Increases Access to Healthcare for COVID-19 Patients
- Clarifies that all testing for COVID-19 is to be covered by private insurance plans without cost sharing.
- For COVID-19 testing covered with no cost to patients, requires an insurer to pay either the rate specified in a contract between the provider and the insurer, or, if there is no contract, a cash price posted by the provider.
- Provides free coverage without cost-sharing of a vaccine within 15 days for COVID-19 that has in effect a rating of “A” or “B” in the current recommendations of the United States Preventive Services Task Force or a recommendation from the Advisory Committee on Immunization Practices (ACIP).
- Provides $1.32 billion in supplemental funding to community health centers on the front lines of testing and treating patients for COVID-19.
- Reauthorizes Health Resources and Services Administration (HRSA) grant programs that promote the use of telehealth technologies for healthcare delivery, education, and health information services. Telehealth offers flexibility for patients with, or at risk of contracting, COVID-19 to access screening or monitoring care while avoiding exposure to others.
- Reauthorizes HRSA grant programs to strengthen rural community health by focusing on quality improvement, increasing healthcare access, coordination of care, and integration of services.

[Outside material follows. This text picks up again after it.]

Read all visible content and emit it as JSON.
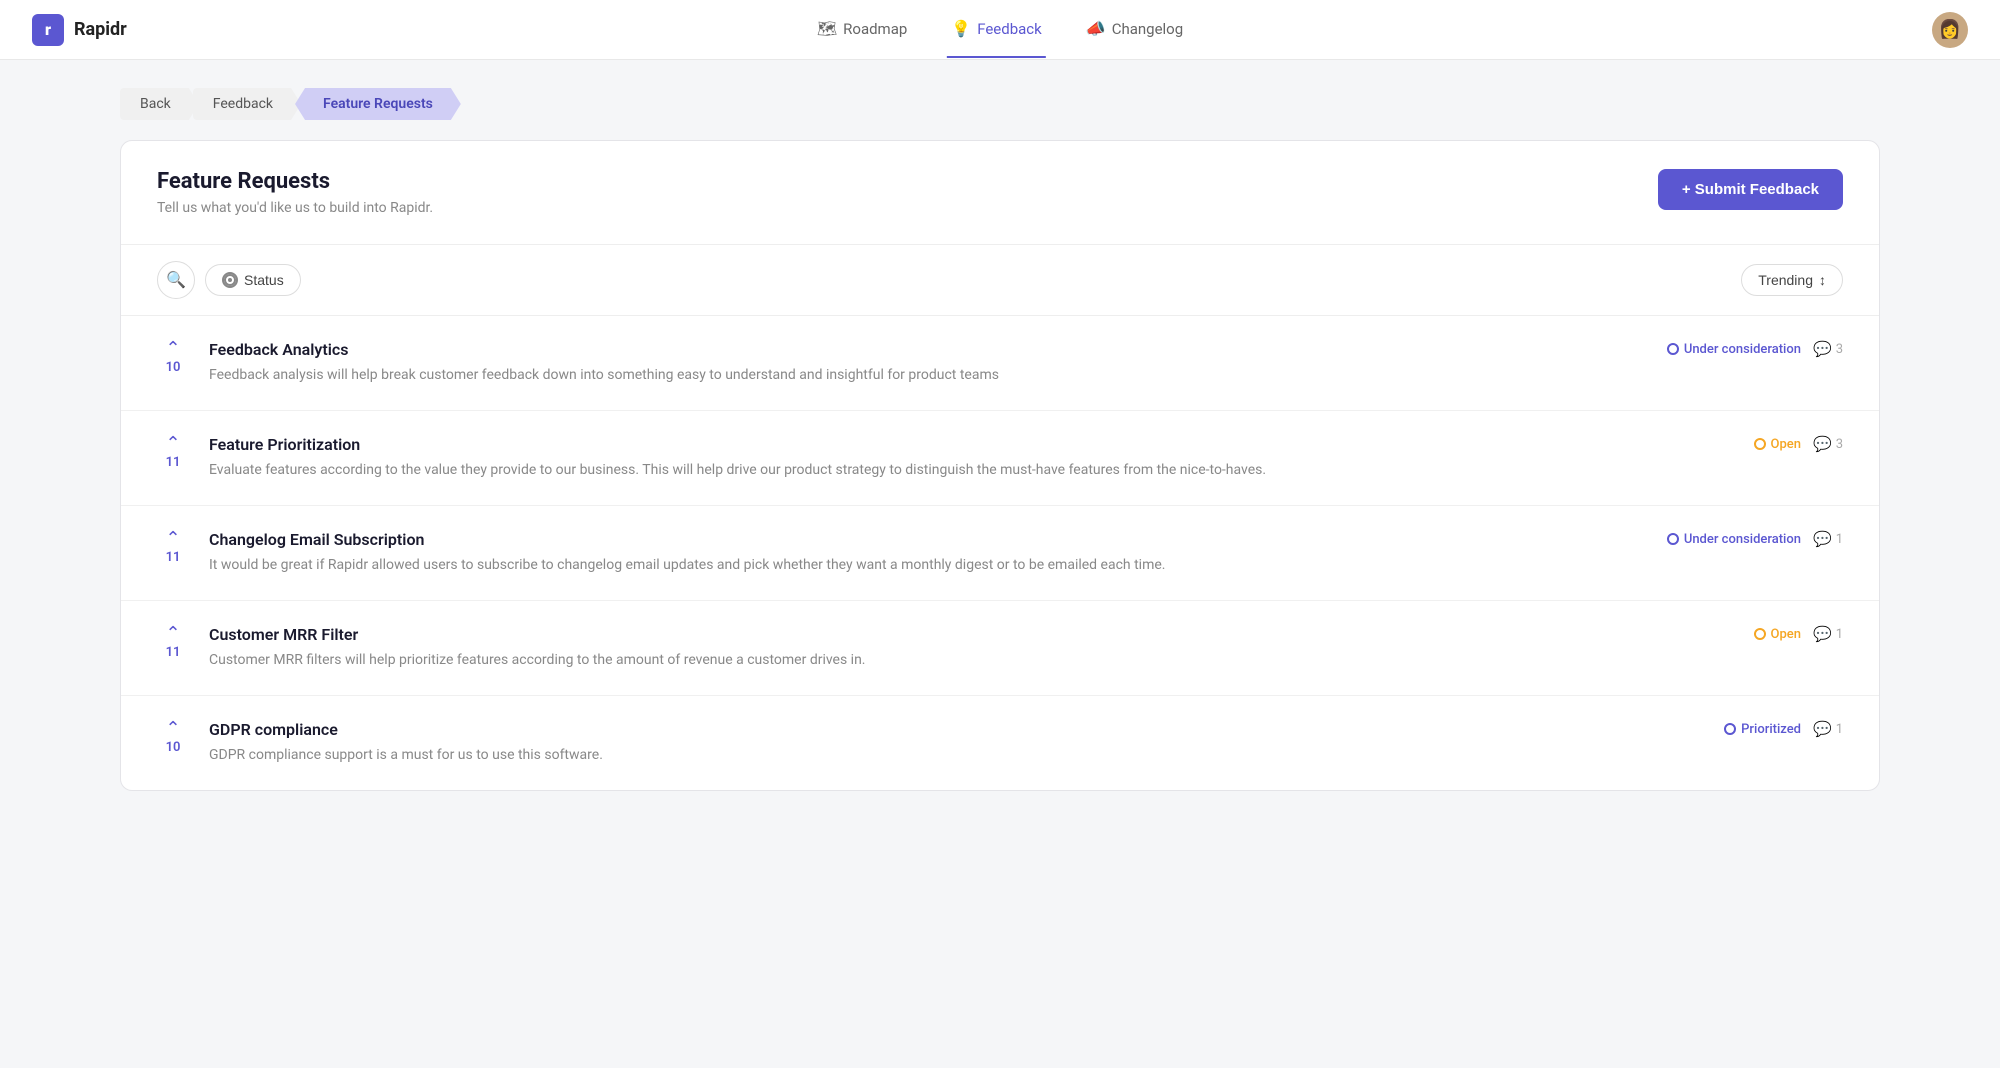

Rural residents are disproportionately older and more likely to have a chronic disease, which could increase their risk for more severe illness if they contract COVID-19.
- Establishes a Ready Reserve Corps to ensure we have enough trained doctors and nurses to respond to COVID-19 and other public health emergencies.
Strengthens Healthcare Workforce
- Reauthorizes and updates Title VII of the Public Health Service Act (PHSA), which pertains to programs to support clinician training and faculty development, including the training of practitioners in family medicine, general internal medicine, geriatrics, pediatrics, and other medical specialties.
- Title VII programs strengthen the health professions workforce to better meet the healthcare needs of certain populations, such as older individuals and those with chronic diseases, who could be at increased risk of contracting COVID-19.
- Title VIII programs help to address current and emerging healthcare challenges by supporting the development of a robust nursing workforce, as nurses are critical in responding to the COVID-19 pandemic and future public health emergencies.
For further information on resources for hospitals and care providers, click HERE.
The FCC’s COVID-19 Telehealth Program will provide $200 million in funding as part of the Coronavirus Economic Recovery Package which Senator Daines supported and fought hard to include. The program helps heath care providers connect with patients directly in their homes by fully funding their telecommunications services, information services, and devices necessary to provide telehealth service.